Despite his obvious optimism, many are still skeptical that Copenhagen will be a success. Even though global leaders, such as American President Barack Obama are making the trek to the cold Danish capital, scientists are worried that it will be too little.


As always, money is a major factor. Kandeh Yumkellah, director general of the United Nations Industrial Development Organization (UNIDO) told reporters on the sidelines that nations must not simply throw money at the developing world in order to take the realities of the urgency needed from the situation.
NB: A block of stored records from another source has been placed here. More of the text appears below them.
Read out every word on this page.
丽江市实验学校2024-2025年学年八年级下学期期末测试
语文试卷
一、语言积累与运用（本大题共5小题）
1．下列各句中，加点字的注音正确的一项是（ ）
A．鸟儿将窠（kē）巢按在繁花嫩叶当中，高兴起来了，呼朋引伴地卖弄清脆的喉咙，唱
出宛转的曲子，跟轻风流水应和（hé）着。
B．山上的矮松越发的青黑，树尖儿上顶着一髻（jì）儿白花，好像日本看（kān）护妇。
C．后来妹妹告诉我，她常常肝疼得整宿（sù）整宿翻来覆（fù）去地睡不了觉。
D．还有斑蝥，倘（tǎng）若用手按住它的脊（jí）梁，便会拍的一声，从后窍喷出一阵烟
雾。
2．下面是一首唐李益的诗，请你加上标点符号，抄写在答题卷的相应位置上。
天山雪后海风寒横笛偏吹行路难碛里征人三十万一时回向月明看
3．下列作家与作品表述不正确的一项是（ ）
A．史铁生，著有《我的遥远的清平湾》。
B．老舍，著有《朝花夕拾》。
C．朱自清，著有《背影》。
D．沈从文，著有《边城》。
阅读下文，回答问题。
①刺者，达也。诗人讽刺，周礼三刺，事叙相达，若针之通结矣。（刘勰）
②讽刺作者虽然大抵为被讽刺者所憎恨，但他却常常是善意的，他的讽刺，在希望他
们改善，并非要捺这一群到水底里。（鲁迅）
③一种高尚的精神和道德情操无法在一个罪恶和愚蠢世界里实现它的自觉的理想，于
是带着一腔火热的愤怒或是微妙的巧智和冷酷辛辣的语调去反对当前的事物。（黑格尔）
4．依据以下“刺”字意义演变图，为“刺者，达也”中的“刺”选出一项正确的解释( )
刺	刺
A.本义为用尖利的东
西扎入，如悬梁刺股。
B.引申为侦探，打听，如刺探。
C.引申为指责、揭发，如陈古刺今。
The official said that these resources should not remove resources from other issues in the developing world.


“Before we put all our efforts into climate change, poor countries were faced with a list of other problems,” said Yumkella.


Asked what position UNIDO would take at the climate talks, Yumkella said, “we don’t want climate change to cannibalise other development financing.


“To deal with the climate change problem, developing countries are looking for fresh money.”


The Copenhagen Summit ends on December 18 with a meeting of 105 world leaders as they attempt to create unity among a divided world, where many developing countries argue the wealthier nations are demanding too much from the lower tier countries.


In Egypt, the environment ministry has already said it expects the summit to end in failure as “the rich nations are unwilling to accept their responsibility in climate change” and are demanding “too much of smaller nations who have done little to put the world in the position it is in currently.”